After running away from her home in Dresden, East Germany, last summer to join Daesh in Iraq, a German teenager — Linda Wenzel — is to stand trial in the country's courts, and could face the death penalty.
Iraqi Prime Minister Haider al-Abadi told the Associated Press the 16-year-old, currently held in a Baghdad prison, was "accountable for [her] actions" — especially as she may have been involved in criminal activity that amounted to "killing innocent people."
Linda was captured by Iraqi forces in the basement of a home in Mosul in July, during an offensive aimed at driving the extremist group from the city. She along with four other women were armed with weapons and suicide bomber belts, ready to blow up the advancing army.
She is accused of working with Daesh's "police force" and carrying out terrorist attacks, and is one of over many women being detained for their activities during Daesh's three-year reign of terror in the country.
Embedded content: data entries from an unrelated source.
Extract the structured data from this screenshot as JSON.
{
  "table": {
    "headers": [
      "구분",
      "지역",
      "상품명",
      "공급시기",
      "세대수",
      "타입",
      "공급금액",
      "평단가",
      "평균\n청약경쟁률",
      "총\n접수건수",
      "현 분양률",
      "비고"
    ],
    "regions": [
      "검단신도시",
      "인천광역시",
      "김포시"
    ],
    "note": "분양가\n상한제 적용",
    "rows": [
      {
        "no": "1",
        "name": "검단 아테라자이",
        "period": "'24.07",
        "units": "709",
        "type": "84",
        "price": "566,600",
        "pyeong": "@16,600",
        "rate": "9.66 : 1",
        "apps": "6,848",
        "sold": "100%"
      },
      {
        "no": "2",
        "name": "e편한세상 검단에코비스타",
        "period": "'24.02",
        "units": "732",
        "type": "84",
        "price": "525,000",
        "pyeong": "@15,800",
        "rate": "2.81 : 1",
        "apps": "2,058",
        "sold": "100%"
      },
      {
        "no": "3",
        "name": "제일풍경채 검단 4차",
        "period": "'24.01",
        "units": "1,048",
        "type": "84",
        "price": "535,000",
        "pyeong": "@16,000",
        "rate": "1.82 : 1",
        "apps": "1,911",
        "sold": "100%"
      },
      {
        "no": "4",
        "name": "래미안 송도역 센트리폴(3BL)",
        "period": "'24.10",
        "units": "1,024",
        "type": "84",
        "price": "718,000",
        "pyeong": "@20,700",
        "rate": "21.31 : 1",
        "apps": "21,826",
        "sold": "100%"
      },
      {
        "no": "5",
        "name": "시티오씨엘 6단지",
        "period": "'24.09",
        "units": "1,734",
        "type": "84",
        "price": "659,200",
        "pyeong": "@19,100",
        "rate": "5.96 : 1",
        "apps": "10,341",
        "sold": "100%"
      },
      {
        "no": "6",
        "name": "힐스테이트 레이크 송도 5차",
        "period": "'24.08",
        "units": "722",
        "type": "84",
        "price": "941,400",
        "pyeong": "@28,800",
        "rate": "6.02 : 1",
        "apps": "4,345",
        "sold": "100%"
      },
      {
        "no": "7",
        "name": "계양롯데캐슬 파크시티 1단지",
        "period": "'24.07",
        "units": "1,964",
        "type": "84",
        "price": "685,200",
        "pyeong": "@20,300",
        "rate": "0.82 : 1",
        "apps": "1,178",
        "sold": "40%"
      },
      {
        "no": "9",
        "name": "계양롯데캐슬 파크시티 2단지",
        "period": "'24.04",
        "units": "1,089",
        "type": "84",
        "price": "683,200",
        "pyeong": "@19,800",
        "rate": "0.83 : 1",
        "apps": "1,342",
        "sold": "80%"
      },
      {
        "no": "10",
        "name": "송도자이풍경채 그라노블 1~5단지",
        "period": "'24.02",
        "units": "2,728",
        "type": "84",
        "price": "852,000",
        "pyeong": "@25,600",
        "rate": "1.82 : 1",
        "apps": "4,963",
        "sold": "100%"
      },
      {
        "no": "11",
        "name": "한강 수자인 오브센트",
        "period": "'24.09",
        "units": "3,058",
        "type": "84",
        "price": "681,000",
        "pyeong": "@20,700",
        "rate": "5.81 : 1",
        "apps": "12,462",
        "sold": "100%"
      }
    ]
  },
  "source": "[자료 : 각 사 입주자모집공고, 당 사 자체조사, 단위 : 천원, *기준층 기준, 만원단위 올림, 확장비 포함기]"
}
Germany's Foreign Ministry were previously said to be working on returning the teen and three other German women who were caught in Iraq, but there is no extradition treaty in place between the two countries, and Iraqi officials have indicated they wish for her and other foreign converts to be tried in the country's own courts.
Capital punishment is banned under German law — if she was tried at home, she'd face a prison term of up to 10 years — but very much in place in Iraq.
Linda was 15 when she fled her hometown in the German state of Saxony.
In interviews after her capture, she has spoken of her immense regret at journeying to Iraq, and her desire to go home, "away from the weapons, the noise."
Radicalized after communicating with Daesh members online, Linda claims it took a month to travel to Iraq via Turkey and Syria, where she married a Daesh fighter.
She was later "shipped" to Mosul, where her husband was killed shortly after. She has a gunshot wound on her left thigh and another injury on her right knee caused during a helicopter attack.
In the past few years, more than 930 Islamists have traveled from Germany to join the Daesh terrorist group in Iraq or Syria.
According to Germany's Federal Office for the Protection of the Constitution, 20 percent of them are women and five percent were minors. Of those under the age of 18, half were female.
Sigrid Herrmann Marschall, an expert in Islamism in Germany, has previously told Sputnik Islamists all over the country are trying to recruit young girls to join Daesh. She spoke of one "remarkable case," involving an interpreter in Leipzig.
The interpreter belonged to an extremist mosque, and was employed to speak to refugees from the Middle East.
In many cases, the individual managed to convert refugees to the cause of extremism, whereupon they would apply to be repatriated back to their home countries.
Islamist recruiters in Germany often work not for ideological conviction, but money — providing male fighters and "Daesh brides" is a lucrative business, as the terror group wishes to ensnare and create successive generations for its ranks.
Other individuals — often dubbed "Daesh brides" — include citizens of France, Belgium, Syria and Iran.